What's been said above pretty much gives the answer to the problem already, but I thought I'd add a different viewpoint to it.

Basically, the proof in the problem might look plausible because of slightly confusing notation "n = 0, 1, .., k". Instead, the principle of induction may be stated in terms of sections which are defined as Sn = {i is natural | i < n} (here natural numbers include 0). So a set like {0, 1, .., k} would become Sk+1.

Now, proof by induction is used to prove statements of the kind "proposition P holds for all natural numbers". For convenience let P(Sn) mean "proposition P holds for all natural numbers less than n". With this, a general proof by induction may look like this:

1) P holds for 0
2) for all n P(Sn+1) implies that P holds for n + 1
3) Hence P holds for all natural numbers.

Finally, using all of the above, the claim in the original proof is equivalent to following statements:

1) 0 is even
2) for all n Even(Sn+1) => 1 is even and n is even => n + 1 is even
3) Hence all natural numbers are even

By the usual definition of evenness 0 is indeed even. Next, in the second part there's need to prove two implications. Proposition "1 is even and n is even => n + 1 is even" is again true because of the properties of even numbers. On the other hand the first one is a bit more complex. Decomposing it into "Even(Sn+1) => 1 is even" and "Even(Sn+1) => n is even" it's easy to see that second one is always true (Sn+1 contains n). So the validity of the whole proof rests on the remaining proposition:

Even(Sn+1) => 1 is even

and to bring down the whole proof it's sufficient to find a single counterexample to it. Now if n = 0 then Sn+1 = {0}, and there's no way to prove "1 is even" from "Even({0})" (which is just "0 is even" of course").

So again, it's the same thing that's been said in this thread, just a bit more rigorous. Hopefully I didn't confuse things further ^_^.

This will fail for any attempted proof where it is not practical to examine the antecedent in the step. Xiongmao gave a rigorous explanation above; I'll confine myself to an English one.

In induction, you must prove two propositions. If you prove both, there is no call to examine any other.

All inductions amount to:

Given an ordered set with an open upper bound, such as the whole numbers (the natural numbers and zero), prove:

* The proposition is true for the first member of the set.
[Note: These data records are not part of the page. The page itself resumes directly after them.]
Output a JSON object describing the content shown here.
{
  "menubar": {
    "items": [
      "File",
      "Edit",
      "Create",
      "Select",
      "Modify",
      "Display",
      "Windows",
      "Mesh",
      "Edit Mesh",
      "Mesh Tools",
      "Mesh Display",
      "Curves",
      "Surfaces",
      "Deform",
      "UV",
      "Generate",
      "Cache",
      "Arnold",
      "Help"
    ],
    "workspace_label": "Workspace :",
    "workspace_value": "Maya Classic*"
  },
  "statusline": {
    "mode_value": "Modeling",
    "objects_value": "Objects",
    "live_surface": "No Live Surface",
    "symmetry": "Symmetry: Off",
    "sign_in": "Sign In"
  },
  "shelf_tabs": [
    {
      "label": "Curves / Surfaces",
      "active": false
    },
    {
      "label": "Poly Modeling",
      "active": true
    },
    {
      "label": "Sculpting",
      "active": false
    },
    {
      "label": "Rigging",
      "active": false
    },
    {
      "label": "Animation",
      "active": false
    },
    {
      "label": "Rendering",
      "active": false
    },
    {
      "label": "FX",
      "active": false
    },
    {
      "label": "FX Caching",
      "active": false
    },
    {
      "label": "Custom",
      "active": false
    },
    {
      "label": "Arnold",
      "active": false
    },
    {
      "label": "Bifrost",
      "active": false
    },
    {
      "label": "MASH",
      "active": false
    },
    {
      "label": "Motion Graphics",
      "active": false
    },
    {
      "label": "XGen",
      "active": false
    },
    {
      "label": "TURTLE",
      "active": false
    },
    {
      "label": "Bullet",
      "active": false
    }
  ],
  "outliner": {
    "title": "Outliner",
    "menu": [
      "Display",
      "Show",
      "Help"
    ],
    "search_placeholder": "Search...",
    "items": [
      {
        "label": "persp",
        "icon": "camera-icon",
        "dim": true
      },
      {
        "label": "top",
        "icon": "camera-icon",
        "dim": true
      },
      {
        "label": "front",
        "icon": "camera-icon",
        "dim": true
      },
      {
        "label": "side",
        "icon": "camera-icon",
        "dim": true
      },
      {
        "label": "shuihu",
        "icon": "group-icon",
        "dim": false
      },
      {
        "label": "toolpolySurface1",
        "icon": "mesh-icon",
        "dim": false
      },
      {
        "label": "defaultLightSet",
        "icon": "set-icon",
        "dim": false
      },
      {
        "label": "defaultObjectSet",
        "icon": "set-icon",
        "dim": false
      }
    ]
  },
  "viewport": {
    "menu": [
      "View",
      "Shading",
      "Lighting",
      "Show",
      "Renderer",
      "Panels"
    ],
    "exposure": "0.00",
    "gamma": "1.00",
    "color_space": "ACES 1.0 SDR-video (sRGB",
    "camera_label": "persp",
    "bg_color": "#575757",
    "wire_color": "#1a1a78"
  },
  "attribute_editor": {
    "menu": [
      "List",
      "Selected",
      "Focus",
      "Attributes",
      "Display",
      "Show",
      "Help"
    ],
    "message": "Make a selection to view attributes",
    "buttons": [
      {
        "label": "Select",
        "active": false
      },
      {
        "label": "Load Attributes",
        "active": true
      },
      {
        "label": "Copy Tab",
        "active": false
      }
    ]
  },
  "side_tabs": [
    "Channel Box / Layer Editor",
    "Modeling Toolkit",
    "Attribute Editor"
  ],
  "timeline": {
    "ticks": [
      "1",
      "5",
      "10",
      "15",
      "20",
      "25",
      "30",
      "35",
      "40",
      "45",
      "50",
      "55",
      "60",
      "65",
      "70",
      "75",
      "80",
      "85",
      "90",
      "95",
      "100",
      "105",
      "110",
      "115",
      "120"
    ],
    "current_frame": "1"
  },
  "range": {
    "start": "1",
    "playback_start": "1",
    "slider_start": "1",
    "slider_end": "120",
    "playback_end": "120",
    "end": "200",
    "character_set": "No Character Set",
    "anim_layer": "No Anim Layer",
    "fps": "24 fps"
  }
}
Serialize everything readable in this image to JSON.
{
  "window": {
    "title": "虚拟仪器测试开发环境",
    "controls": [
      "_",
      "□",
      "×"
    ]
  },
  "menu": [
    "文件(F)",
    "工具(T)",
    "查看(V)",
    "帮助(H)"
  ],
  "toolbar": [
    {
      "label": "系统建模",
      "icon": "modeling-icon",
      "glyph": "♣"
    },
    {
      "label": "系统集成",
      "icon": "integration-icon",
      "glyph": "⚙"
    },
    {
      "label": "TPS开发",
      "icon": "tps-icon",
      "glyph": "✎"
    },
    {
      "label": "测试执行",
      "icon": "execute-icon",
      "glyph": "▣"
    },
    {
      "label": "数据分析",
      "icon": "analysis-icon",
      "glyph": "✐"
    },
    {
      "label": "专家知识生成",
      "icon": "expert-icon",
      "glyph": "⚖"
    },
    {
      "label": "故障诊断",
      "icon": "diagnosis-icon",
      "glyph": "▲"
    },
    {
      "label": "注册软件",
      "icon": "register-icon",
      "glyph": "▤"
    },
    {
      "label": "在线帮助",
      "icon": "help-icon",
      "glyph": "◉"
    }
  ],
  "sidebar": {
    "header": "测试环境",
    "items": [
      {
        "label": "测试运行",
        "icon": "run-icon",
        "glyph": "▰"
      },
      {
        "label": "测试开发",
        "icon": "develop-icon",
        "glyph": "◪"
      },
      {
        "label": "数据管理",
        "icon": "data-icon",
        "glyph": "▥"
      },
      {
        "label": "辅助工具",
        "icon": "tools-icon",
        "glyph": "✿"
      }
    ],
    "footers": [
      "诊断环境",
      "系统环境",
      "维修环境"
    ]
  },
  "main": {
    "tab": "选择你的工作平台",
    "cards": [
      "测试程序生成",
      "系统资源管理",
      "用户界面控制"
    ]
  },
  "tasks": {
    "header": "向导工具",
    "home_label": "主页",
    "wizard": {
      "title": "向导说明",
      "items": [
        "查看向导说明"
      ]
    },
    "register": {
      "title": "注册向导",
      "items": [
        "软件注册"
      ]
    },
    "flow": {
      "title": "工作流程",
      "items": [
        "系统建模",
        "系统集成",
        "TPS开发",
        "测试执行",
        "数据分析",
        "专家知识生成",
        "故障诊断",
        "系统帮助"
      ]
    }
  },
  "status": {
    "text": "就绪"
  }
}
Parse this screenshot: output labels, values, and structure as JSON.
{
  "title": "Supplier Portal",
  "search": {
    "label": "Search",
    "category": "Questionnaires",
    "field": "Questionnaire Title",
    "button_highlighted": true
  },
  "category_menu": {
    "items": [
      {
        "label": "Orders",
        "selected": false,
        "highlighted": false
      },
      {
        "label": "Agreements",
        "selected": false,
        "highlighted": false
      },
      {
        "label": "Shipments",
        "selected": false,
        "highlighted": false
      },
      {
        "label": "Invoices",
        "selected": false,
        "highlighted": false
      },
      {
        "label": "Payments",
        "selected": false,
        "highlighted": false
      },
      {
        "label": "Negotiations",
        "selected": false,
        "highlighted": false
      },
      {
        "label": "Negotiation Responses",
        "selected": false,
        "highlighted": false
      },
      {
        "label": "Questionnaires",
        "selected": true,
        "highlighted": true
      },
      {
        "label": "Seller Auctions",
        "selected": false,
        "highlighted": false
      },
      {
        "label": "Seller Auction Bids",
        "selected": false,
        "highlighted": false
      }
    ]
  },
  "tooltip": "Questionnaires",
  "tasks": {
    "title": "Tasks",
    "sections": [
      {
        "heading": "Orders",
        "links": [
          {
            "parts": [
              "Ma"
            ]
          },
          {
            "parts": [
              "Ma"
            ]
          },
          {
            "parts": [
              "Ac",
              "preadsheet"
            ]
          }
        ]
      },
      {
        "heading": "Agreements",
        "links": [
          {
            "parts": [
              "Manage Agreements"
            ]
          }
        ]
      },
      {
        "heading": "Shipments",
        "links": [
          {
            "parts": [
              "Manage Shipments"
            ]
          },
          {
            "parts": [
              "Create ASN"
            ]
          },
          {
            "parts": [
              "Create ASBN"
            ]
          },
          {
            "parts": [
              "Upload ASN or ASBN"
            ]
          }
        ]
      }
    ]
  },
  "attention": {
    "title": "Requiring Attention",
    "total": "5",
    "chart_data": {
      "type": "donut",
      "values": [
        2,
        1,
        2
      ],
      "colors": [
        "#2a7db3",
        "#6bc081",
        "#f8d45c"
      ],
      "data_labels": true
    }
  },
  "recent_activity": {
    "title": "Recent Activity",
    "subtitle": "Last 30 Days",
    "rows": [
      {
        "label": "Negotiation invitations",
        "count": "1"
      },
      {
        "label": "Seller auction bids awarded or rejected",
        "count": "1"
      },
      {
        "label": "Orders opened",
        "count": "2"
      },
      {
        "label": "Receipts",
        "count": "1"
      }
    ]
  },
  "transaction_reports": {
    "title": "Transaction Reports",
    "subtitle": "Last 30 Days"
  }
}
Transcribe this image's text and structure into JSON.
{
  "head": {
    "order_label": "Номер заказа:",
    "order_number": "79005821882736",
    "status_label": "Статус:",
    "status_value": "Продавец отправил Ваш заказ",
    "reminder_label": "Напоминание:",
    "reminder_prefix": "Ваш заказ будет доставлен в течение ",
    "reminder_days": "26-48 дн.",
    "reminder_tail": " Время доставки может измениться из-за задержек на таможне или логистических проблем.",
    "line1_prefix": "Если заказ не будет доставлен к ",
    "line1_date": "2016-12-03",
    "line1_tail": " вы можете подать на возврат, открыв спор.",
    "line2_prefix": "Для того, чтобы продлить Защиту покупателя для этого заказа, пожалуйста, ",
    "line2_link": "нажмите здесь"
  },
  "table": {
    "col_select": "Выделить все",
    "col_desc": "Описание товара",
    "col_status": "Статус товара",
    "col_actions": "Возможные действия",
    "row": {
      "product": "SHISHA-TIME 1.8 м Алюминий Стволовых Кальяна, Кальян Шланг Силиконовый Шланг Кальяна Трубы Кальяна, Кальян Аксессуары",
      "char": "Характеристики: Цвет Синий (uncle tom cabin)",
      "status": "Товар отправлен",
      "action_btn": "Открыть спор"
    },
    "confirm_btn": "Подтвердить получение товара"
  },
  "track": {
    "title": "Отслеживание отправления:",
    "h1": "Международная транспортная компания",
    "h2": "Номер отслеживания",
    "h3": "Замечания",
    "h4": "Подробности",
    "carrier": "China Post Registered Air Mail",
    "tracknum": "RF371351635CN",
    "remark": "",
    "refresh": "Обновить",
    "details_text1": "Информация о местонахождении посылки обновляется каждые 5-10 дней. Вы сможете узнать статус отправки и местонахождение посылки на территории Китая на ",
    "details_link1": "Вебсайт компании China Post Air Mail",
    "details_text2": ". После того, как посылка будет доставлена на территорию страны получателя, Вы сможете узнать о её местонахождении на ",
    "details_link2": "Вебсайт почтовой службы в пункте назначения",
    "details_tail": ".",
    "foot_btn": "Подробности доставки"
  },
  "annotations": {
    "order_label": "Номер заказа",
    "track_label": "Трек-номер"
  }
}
* If the proposition is true for any member of the set, then it is true for that member's successor.

You cannot invalidate an induction by attacking the antecedent: saying there is a member that must not be in the set. You must find a member for which the consequent is false. Anything less is no disproof at all.

In this case the proof fails, precisely and only because the statement "if 0 is even, then 1 is even" is false.